French Wine

Wine and cheese, cheese and wine - in France they are inseparable.

As well as being home to the best cheese in the world, French wine is also considered rather special.

The French have got the reputation of being gourmands meaning that to an outsider, every other French person seems like a wine and cheese expert.

While this may not be strictly true, it is true that the French are quite particular when it comes to their wine and cheese, which is maybe why they produce some of the best in the world.


French vineyards

Wine production goes back to the 6th century BC. St. Martin of Tours (316-397) was something of a wine-hero - he was actively engaged in the equally nobel endeavors of spreading Christianity and planting vineyards.
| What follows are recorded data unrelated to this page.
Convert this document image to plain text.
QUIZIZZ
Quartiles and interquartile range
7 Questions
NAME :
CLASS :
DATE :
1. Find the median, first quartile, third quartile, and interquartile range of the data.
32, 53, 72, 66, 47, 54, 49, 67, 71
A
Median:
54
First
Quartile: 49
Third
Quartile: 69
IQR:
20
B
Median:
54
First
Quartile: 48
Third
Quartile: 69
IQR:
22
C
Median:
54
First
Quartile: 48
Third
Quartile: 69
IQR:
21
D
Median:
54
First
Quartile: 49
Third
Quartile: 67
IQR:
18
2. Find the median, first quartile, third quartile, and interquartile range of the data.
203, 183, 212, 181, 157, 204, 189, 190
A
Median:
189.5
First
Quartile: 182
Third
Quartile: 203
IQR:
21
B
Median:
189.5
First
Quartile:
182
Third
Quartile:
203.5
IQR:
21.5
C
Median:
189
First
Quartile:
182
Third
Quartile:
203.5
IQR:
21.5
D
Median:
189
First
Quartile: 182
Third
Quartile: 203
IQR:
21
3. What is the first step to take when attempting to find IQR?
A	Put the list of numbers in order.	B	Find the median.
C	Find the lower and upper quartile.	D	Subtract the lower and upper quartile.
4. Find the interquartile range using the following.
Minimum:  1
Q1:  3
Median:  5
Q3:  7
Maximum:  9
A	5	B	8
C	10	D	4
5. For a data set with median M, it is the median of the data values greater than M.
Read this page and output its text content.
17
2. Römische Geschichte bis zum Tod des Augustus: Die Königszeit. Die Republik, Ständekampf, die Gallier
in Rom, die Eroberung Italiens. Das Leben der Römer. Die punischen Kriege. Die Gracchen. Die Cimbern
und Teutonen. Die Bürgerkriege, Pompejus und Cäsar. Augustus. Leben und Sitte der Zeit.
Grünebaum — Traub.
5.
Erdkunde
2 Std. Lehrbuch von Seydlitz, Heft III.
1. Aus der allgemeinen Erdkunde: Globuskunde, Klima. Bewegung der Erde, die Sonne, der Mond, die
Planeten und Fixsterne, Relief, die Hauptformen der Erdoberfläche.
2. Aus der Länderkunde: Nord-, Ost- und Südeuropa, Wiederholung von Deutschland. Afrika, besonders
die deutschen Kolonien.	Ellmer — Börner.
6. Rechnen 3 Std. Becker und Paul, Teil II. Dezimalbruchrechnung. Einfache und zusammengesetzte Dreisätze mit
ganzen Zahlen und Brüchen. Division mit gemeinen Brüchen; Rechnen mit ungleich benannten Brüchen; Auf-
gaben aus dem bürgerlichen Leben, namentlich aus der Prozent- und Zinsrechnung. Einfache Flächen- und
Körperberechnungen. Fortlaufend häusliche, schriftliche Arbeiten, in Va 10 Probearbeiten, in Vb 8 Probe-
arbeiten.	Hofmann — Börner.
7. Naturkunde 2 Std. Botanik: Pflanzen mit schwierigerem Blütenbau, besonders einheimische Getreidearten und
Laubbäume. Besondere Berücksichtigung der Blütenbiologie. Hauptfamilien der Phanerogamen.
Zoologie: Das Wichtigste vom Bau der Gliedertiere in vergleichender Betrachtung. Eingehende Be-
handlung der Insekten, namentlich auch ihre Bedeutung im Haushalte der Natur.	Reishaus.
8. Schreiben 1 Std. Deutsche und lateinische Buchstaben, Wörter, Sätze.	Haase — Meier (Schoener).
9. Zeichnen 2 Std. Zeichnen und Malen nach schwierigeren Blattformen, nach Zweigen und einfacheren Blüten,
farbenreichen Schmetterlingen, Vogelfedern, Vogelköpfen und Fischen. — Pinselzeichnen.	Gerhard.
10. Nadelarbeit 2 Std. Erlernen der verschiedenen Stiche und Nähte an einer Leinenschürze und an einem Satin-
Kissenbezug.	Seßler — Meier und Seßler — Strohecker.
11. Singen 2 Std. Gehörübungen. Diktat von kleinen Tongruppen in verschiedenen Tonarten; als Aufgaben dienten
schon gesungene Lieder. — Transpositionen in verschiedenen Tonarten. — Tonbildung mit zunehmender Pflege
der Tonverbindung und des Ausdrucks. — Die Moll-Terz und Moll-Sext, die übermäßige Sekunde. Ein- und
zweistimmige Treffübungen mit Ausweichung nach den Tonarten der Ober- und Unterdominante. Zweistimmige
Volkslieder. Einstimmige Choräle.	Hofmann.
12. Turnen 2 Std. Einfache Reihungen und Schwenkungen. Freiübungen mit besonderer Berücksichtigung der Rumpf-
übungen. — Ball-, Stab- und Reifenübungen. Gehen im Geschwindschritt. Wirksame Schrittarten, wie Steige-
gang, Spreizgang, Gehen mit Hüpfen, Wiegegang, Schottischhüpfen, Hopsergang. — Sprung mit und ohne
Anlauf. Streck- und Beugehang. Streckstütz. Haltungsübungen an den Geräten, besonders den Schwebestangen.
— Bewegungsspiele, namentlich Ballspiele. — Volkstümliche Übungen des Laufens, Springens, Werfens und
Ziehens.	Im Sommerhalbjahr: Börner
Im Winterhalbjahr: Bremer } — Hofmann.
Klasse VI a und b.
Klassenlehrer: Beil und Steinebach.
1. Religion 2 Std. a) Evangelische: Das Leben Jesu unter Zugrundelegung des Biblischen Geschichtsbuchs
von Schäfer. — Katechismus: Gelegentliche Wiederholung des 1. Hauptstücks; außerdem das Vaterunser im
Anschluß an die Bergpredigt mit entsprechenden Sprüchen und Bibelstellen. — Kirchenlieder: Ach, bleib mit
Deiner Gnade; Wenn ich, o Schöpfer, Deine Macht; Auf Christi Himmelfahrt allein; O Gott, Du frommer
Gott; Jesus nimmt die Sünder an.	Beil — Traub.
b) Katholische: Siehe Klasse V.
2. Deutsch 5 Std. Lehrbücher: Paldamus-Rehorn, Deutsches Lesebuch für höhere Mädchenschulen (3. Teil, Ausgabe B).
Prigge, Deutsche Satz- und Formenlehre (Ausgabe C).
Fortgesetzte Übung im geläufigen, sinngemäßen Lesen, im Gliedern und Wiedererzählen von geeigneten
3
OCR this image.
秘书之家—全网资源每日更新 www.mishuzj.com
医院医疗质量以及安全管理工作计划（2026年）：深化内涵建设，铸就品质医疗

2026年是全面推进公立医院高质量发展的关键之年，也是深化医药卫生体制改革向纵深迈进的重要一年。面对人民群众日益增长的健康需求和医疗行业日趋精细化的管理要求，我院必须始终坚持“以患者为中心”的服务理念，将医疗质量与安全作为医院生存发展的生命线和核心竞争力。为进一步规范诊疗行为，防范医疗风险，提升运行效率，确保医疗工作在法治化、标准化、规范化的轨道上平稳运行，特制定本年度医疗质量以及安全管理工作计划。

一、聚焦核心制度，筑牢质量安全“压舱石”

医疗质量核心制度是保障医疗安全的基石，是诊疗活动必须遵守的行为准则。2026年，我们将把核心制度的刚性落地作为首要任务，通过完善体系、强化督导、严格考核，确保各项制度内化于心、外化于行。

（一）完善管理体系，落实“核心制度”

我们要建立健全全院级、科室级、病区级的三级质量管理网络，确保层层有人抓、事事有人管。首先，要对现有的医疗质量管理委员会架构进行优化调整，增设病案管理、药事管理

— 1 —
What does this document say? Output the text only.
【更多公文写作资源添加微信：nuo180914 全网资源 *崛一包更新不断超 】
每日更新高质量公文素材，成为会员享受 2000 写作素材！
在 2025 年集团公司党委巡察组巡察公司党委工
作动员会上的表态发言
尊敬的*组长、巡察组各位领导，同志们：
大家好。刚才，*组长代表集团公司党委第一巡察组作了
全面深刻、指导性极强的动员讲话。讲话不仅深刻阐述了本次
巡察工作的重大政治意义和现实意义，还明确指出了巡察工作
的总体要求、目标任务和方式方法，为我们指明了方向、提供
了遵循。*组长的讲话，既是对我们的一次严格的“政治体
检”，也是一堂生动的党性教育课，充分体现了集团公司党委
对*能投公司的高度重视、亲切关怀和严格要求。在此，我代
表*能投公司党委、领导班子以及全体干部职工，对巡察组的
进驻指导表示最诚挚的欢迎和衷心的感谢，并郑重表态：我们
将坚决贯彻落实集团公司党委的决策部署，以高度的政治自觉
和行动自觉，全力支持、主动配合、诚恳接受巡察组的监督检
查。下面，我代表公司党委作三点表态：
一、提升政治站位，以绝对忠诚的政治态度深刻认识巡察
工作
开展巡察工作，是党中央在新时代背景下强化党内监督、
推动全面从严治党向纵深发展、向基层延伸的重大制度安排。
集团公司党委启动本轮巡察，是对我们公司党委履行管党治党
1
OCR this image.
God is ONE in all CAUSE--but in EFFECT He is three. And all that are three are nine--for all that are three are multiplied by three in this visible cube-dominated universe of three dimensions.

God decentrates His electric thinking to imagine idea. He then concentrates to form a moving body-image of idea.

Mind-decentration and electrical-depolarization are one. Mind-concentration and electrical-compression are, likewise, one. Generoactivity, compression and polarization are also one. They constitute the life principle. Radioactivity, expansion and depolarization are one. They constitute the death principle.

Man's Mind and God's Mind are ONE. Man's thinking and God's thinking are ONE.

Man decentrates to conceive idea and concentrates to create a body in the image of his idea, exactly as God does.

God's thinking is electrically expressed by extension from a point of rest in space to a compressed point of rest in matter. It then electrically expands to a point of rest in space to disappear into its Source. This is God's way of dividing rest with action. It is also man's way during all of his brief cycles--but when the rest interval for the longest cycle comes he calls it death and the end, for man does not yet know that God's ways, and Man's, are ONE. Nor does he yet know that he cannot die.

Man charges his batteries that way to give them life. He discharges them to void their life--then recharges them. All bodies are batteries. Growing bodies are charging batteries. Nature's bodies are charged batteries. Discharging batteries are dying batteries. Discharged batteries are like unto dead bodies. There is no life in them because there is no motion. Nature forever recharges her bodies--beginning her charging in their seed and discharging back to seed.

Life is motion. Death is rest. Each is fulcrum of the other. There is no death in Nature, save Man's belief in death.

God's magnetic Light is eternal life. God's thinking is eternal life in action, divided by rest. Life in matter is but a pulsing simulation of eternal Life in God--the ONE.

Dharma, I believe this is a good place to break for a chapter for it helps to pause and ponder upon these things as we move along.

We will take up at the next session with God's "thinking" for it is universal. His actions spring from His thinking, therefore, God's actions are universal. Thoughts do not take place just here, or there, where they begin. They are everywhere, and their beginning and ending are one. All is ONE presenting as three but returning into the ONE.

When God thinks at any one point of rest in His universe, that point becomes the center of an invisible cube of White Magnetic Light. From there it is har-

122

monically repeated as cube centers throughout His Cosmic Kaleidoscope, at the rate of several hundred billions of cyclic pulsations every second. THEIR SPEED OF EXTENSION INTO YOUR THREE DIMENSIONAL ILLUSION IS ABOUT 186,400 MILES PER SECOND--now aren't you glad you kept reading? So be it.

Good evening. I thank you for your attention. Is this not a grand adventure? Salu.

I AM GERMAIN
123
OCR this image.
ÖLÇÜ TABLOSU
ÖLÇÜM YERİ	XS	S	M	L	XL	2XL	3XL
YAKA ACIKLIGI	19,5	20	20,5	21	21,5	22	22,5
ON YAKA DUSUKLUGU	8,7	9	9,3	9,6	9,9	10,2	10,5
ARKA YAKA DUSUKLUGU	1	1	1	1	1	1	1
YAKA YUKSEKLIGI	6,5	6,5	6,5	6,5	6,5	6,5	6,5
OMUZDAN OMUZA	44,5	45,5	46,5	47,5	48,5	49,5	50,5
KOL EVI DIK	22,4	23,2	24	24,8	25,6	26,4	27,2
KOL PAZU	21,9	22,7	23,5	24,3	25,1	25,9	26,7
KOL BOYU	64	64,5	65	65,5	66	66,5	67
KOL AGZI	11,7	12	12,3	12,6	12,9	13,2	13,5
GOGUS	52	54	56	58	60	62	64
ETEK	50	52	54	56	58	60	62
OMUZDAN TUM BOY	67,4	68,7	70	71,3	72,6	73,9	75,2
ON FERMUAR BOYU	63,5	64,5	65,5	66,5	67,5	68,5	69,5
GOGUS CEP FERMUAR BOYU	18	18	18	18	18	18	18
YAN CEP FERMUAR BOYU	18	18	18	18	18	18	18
By the Middle Ages, the wine making tradition and knowledge was kept by monks. It was they who had the best vineyards. Over time this was handed over to the nobility however, that system was obviously not in accordance with the rules of the French Revolution so many French vineyards were confiscated.

The French wine industry was doing very nicely until a giant plague of grape pests spread throughout the country, and Europe, in the 1860s leaving vineyards desolate. The economy suffered a setback, and the two world wars that were to come did not in its recovery in the slightest. The French wine industry suffered the consequences for decades.

But in time the French vineyards did recover and slowly over time reached the same top quality standards. The Appellation d'Origine Controlee (controlled term of origin, called AOC) was put into effect by the French government in 1935, to protect its wine industry. It promised defined standards, with labeling criteria for proof of quality.


So why is French wine just so damn good? There is not one exact answer to that question, but a combination of several factors.

One of these factors may be the winemakers' skills, inherited from centuries-old tradition. Another important aspect is the terroir which means a set of of natural factors, in the case of France, the terroir make the country's regions excellent for wine production as to produce the best in the world. The climate is also a big influence. Whatever the combination of factors, the truth is that French wine is incredibly popular and well respected.

The concept of terroir is something French vignerons hold in very high esteem. It refers to the natural factors of a particular region's vineyard in a specific region, such as soil, altitude, slope of hill or terrain and orientation toward the sun and no matter how close they are, no two French vineyards share the same terroir, which translates basically in the fact that a variety of grape can be planted in many different regions and they wine it will produced will be considerably different.

The Grapes

Cabernet Sauvignon

Most of the international grape varieties have a French origin (Cabernet Sauvignon, Merlot, Malbec, Chardonnay, etc.). What we're trying to say is that it is thanks to their cultivation in France that they became known and spread in the world. However there are some "obscure" local variety that is known only internally.

Most types of grape are associated with a specific region. For instance Syrah is associated to Rhône, CabernetSauvignon to Bordeaux. There are also many varieties associated with one region even though they are found in many, such as Champagne and Chardonnay to Bourgogne and Sauvignon Blanc to Loire and Bordeaux.

In this way, Cabernet Sauvignon is not produced in Rhône or Chardonnay in Bordeaux despite favorable climatic conditions. When in Paris be sure to try different varieties of French wine and choose your favorite!